Dans son 4e rapport l’Etat consacre un grand nombre de pages à y répondre en justifiant sa politique vis-à-vis des peuples autochtones en outre-mer. Il reconnait notamment leur existence et les nomme : « Les populations françaises autochtones vivent outre-mer c’est-à-dire en Amérique du Sud (Guyane), en Océanie (Nouvelle-Calédonie, Polynésie Française et Wallis et Futuna) et dans l’Océan Indien (Mayotte). Alors qu’en Guyane, les Amérindiens ne représentent que 5% de la population et qu’en Nouvelle-Calédonie, les Kanak représentent un peu moins de 50 % de la population, à Wallis et Futuna, à Mayotte et en Polynésie française les populations autochtones sont toujours majoritaires dans la population locale »[2].
Cependant, on y note un oubli : celui des populations marron de Guyane que la cour interaméricaine des droits de l’Homme reconnait pourtant comme autochtones, dans son arrêt rendu en 2007 puis en aout 2008 contre le Surinam[3].

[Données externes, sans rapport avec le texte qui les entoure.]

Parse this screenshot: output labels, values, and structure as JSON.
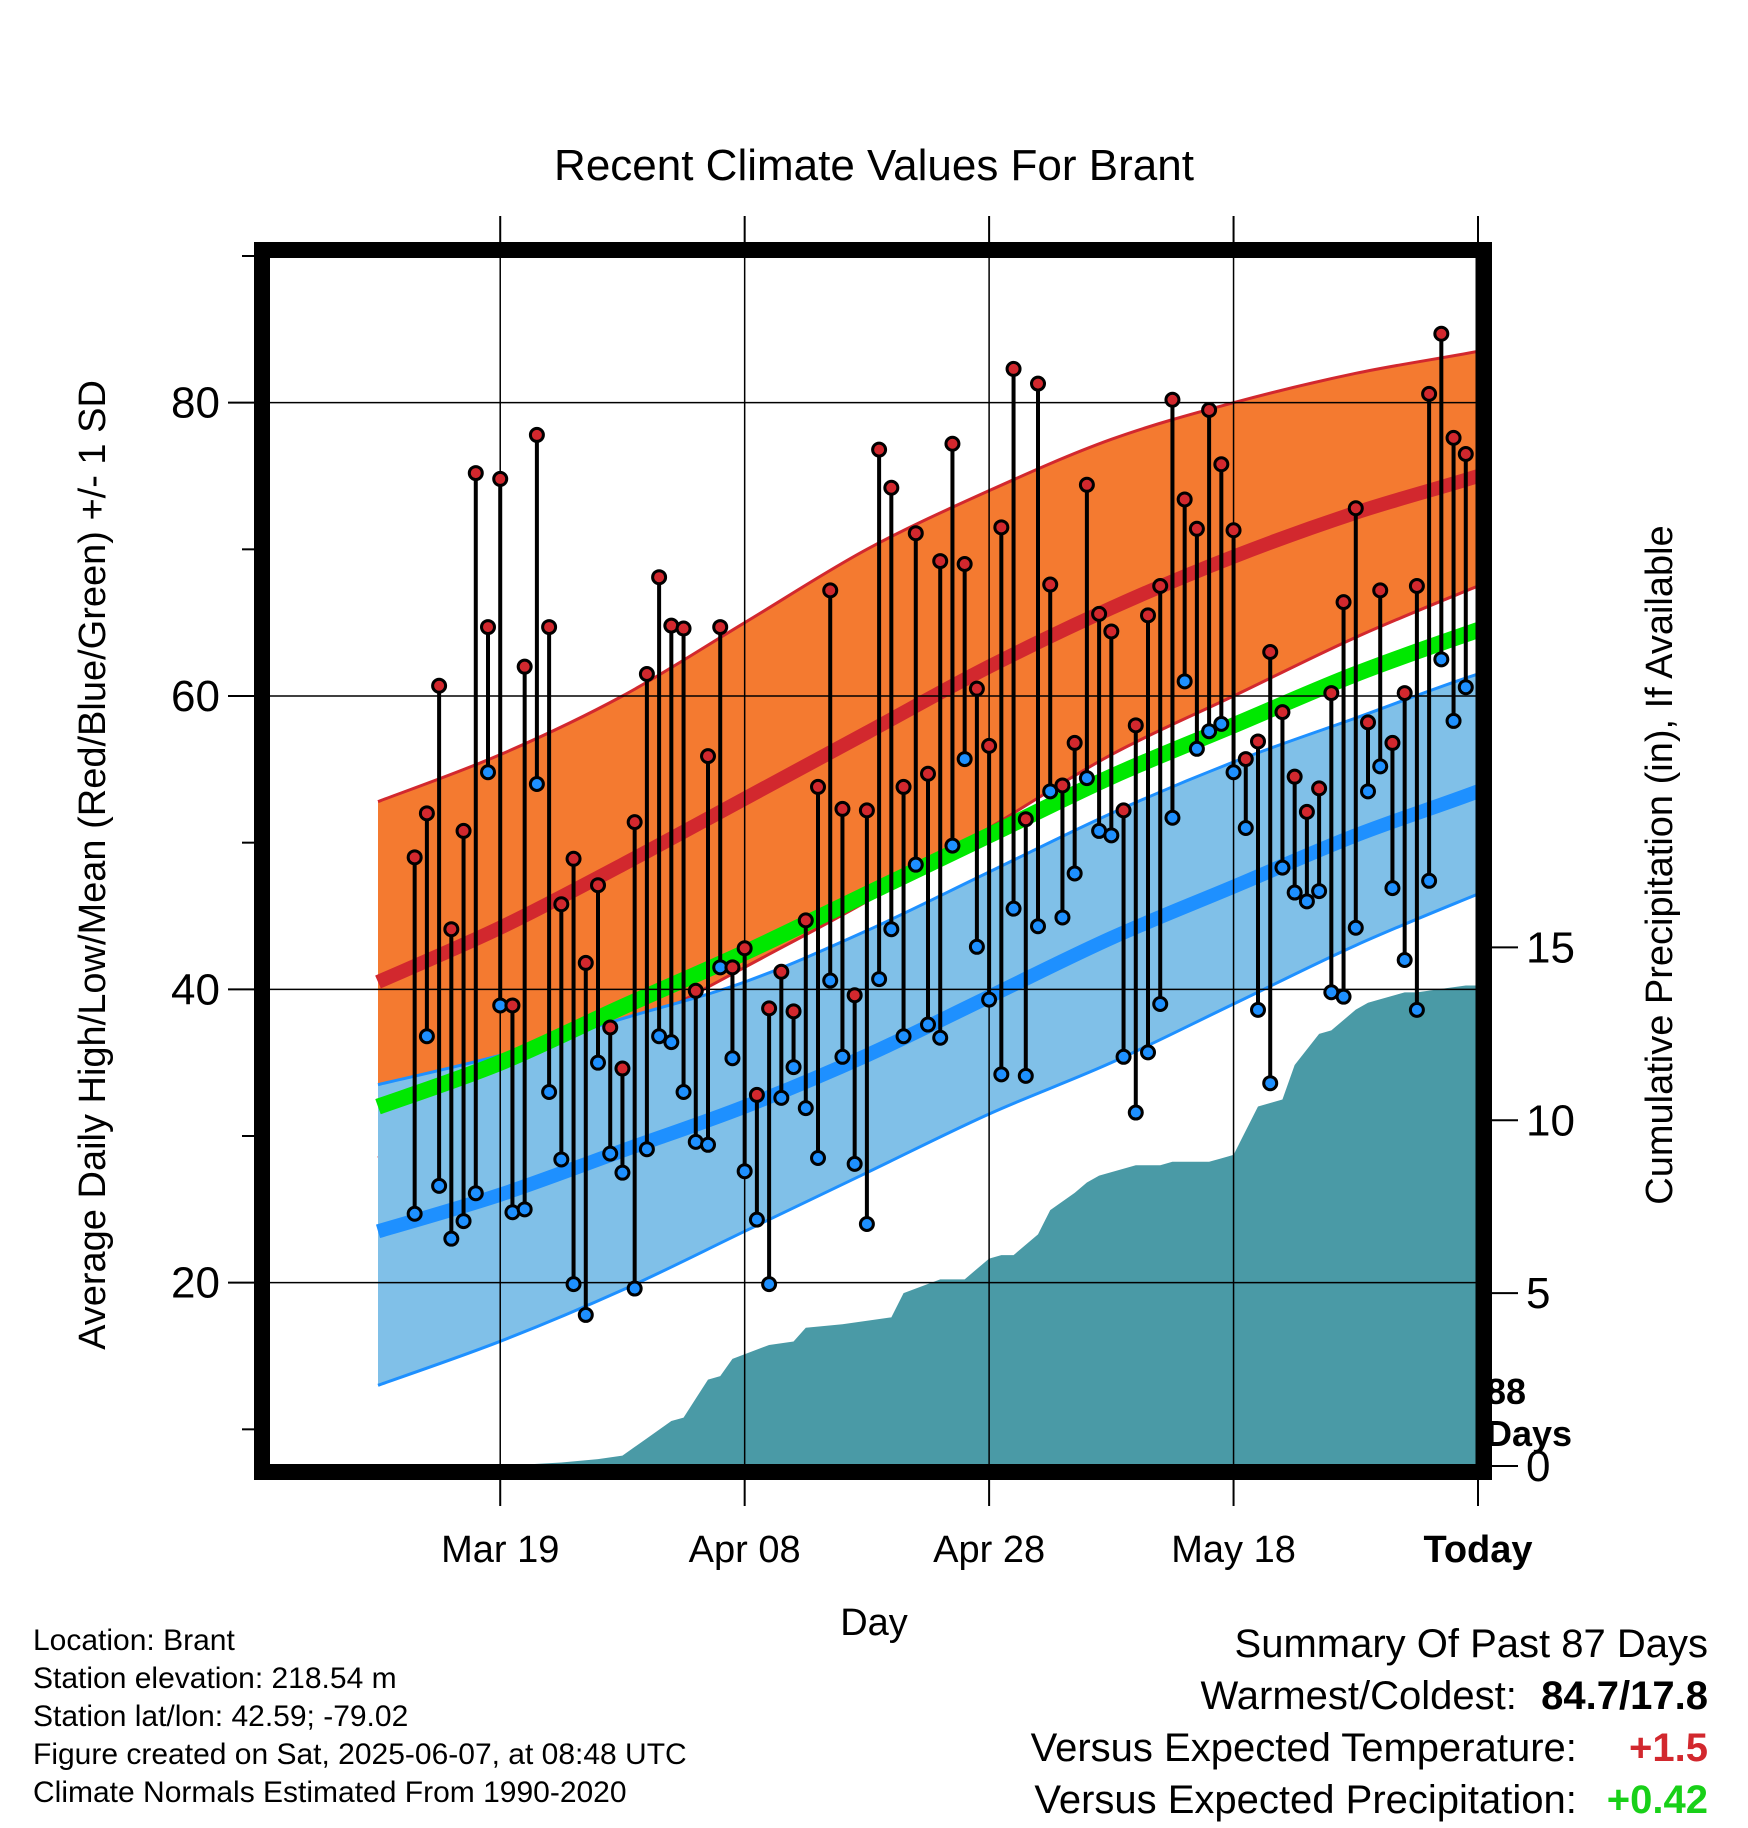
{
  "chart_data": {
    "type": "line",
    "title": "Recent Climate Values For Brant",
    "xlabel": "Day",
    "ylabel": "Average Daily High/Low/Mean (Red/Blue/Green) +/- 1 SD",
    "y2label": "Cumulative Precipitation (in), If Available",
    "ylim": [
      7.5,
      90
    ],
    "y_ticks": [
      "20",
      "40",
      "60",
      "80"
    ],
    "y2lim": [
      0,
      35
    ],
    "y2_ticks": [
      "0",
      "5",
      "10",
      "15"
    ],
    "xlim": [
      -99,
      0
    ],
    "x_ticks": [
      {
        "day": -80,
        "label": "Mar 19"
      },
      {
        "day": -60,
        "label": "Apr 08"
      },
      {
        "day": -40,
        "label": "Apr 28"
      },
      {
        "day": -20,
        "label": "May 18"
      },
      {
        "day": 0,
        "label": "Today"
      }
    ],
    "today_marker": {
      "day": 0,
      "label_line1": "88",
      "label_line2": "Days"
    },
    "grid": true,
    "normals": {
      "days": [
        -90,
        -80,
        -70,
        -60,
        -50,
        -40,
        -30,
        -20,
        -10,
        0,
        9
      ],
      "high_mean": [
        40.5,
        44.2,
        48.5,
        53.0,
        57.5,
        62.0,
        66.0,
        69.5,
        72.5,
        75.0,
        77.5
      ],
      "high_upper": [
        52.8,
        56.0,
        60.0,
        65.0,
        70.0,
        74.0,
        77.5,
        80.0,
        82.0,
        83.5,
        85.0
      ],
      "high_lower": [
        28.5,
        32.3,
        37.0,
        41.5,
        46.0,
        51.0,
        56.0,
        60.0,
        64.0,
        67.5,
        70.5
      ],
      "low_mean": [
        23.5,
        26.0,
        29.0,
        32.0,
        35.5,
        39.5,
        43.5,
        47.0,
        50.5,
        53.5,
        56.5
      ],
      "low_upper": [
        33.5,
        35.5,
        38.0,
        40.5,
        44.0,
        48.0,
        52.0,
        55.5,
        58.5,
        61.5,
        63.5
      ],
      "low_lower": [
        13.0,
        16.0,
        19.5,
        23.5,
        27.5,
        31.5,
        35.0,
        39.0,
        43.0,
        46.5,
        49.5
      ],
      "mean": [
        32.0,
        35.0,
        38.8,
        42.5,
        46.5,
        50.5,
        54.5,
        58.0,
        61.5,
        64.5,
        67.0
      ]
    },
    "series": [
      {
        "name": "Daily High",
        "values": [
          49.0,
          52.0,
          60.7,
          44.1,
          50.8,
          75.2,
          64.7,
          74.8,
          38.9,
          62.0,
          77.8,
          64.7,
          45.8,
          48.9,
          41.8,
          47.1,
          37.4,
          34.6,
          51.4,
          61.5,
          68.1,
          64.8,
          64.6,
          39.9,
          55.9,
          64.7,
          41.5,
          42.8,
          32.8,
          38.7,
          41.2,
          38.5,
          44.7,
          53.8,
          67.2,
          52.3,
          39.6,
          52.2,
          76.8,
          74.2,
          53.8,
          71.1,
          54.7,
          69.2,
          77.2,
          69.0,
          60.5,
          56.6,
          71.5,
          82.3,
          51.6,
          81.3,
          67.6,
          53.9,
          56.8,
          74.4,
          65.6,
          64.4,
          52.2,
          58.0,
          65.5,
          67.5,
          80.2,
          73.4,
          71.4,
          79.5,
          75.8,
          71.3,
          55.7,
          56.9,
          63.0,
          58.9,
          54.5,
          52.1,
          53.7,
          60.2,
          66.4,
          72.8,
          58.2,
          67.2,
          56.8,
          60.2,
          67.5,
          80.6,
          84.7,
          77.6,
          76.5
        ]
      },
      {
        "name": "Daily Low",
        "values": [
          24.7,
          36.8,
          26.6,
          23.0,
          24.2,
          26.1,
          54.8,
          38.9,
          24.8,
          25.0,
          54.0,
          33.0,
          28.4,
          19.9,
          17.8,
          35.0,
          28.8,
          27.5,
          19.6,
          29.1,
          36.8,
          36.4,
          33.0,
          29.6,
          29.4,
          41.5,
          35.3,
          27.6,
          24.3,
          19.9,
          32.6,
          34.7,
          31.9,
          28.5,
          40.6,
          35.4,
          28.1,
          24.0,
          40.7,
          44.1,
          36.8,
          48.5,
          37.6,
          36.7,
          49.8,
          55.7,
          42.9,
          39.3,
          34.2,
          45.5,
          34.1,
          44.3,
          53.5,
          44.9,
          47.9,
          54.4,
          50.8,
          50.5,
          35.4,
          31.6,
          35.7,
          39.0,
          51.7,
          61.0,
          56.4,
          57.6,
          58.1,
          54.8,
          51.0,
          38.6,
          33.6,
          48.3,
          46.6,
          46.0,
          46.7,
          39.8,
          39.5,
          44.2,
          53.5,
          55.2,
          46.9,
          42.0,
          38.6,
          47.4,
          62.5,
          58.3,
          60.6
        ]
      },
      {
        "name": "Cumulative Precipitation",
        "days": [
          -99,
          -85,
          -80,
          -75,
          -72,
          -70,
          -68,
          -66,
          -65,
          -63,
          -62,
          -61,
          -58,
          -56,
          -55,
          -52,
          -48,
          -47,
          -44,
          -42,
          -40,
          -39,
          -38,
          -36,
          -35,
          -33,
          -32,
          -31,
          -28,
          -26,
          -25,
          -22,
          -21,
          -20,
          -18,
          -17,
          -16,
          -15,
          -13,
          -12,
          -10,
          -9,
          -8,
          -6,
          -5,
          -3,
          -1,
          0,
          9
        ],
        "values": [
          0,
          0,
          0,
          0.1,
          0.2,
          0.3,
          0.8,
          1.3,
          1.4,
          2.5,
          2.6,
          3.1,
          3.5,
          3.6,
          4.0,
          4.1,
          4.3,
          5.0,
          5.4,
          5.4,
          6.0,
          6.1,
          6.1,
          6.7,
          7.4,
          7.9,
          8.2,
          8.4,
          8.7,
          8.7,
          8.8,
          8.8,
          8.9,
          9.0,
          10.4,
          10.5,
          10.6,
          11.6,
          12.5,
          12.6,
          13.2,
          13.4,
          13.5,
          13.7,
          13.7,
          13.8,
          13.9,
          13.9,
          13.9
        ]
      }
    ]
  },
  "footer": {
    "location": "Location: Brant",
    "elevation": "Station elevation: 218.54 m",
    "latlon": "Station lat/lon: 42.59; -79.02",
    "created": "Figure created on Sat, 2025-06-07, at 08:48 UTC",
    "normals": "Climate Normals Estimated From 1990-2020"
  },
  "summary": {
    "title": "Summary Of Past 87 Days",
    "warm_cold_label": "Warmest/Coldest:",
    "warm_cold_value": "84.7/17.8",
    "temp_label": "Versus Expected Temperature:",
    "temp_value": "+1.5",
    "precip_label": "Versus Expected Precipitation:",
    "precip_value": "+0.42"
  },
  "colors": {
    "high_band": "#f47a30",
    "high_line": "#d2282e",
    "low_band": "#80c0e8",
    "low_line": "#1e90ff",
    "mean_line": "#00e800",
    "precip": "#4a9aa6",
    "dot_high": "#d2282e",
    "dot_low": "#1e90ff"
  }
}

On notera aussi que la majorité de la population de Mayotte est considérée par la France comme autochtone alors que c’est à cette population-là que sont déniées dans le nouveau statut de département un grand nombre de droits, concernant l’accès à une identité, à la santé et à l’éducation et concernant le droit coutumier.
Par ailleurs, si en Guyane les « Marrons » ou « Bushinengue » – populations issues de descendants d’esclaves qui ont obtenu leur liberté par des traités dès 1760 – sont bien associées aux rares programmes officiels en faveur des populations autochtones (ils sont représentés au conseil consultatif des populations amérindiennes et bushinengué , constitué par le décret n° 2008-562 du 17 juin 2008 et cité par la France dans son rapport) ; le rapport ignore leur participation prenante au programme des Intervenants en langue maternelle.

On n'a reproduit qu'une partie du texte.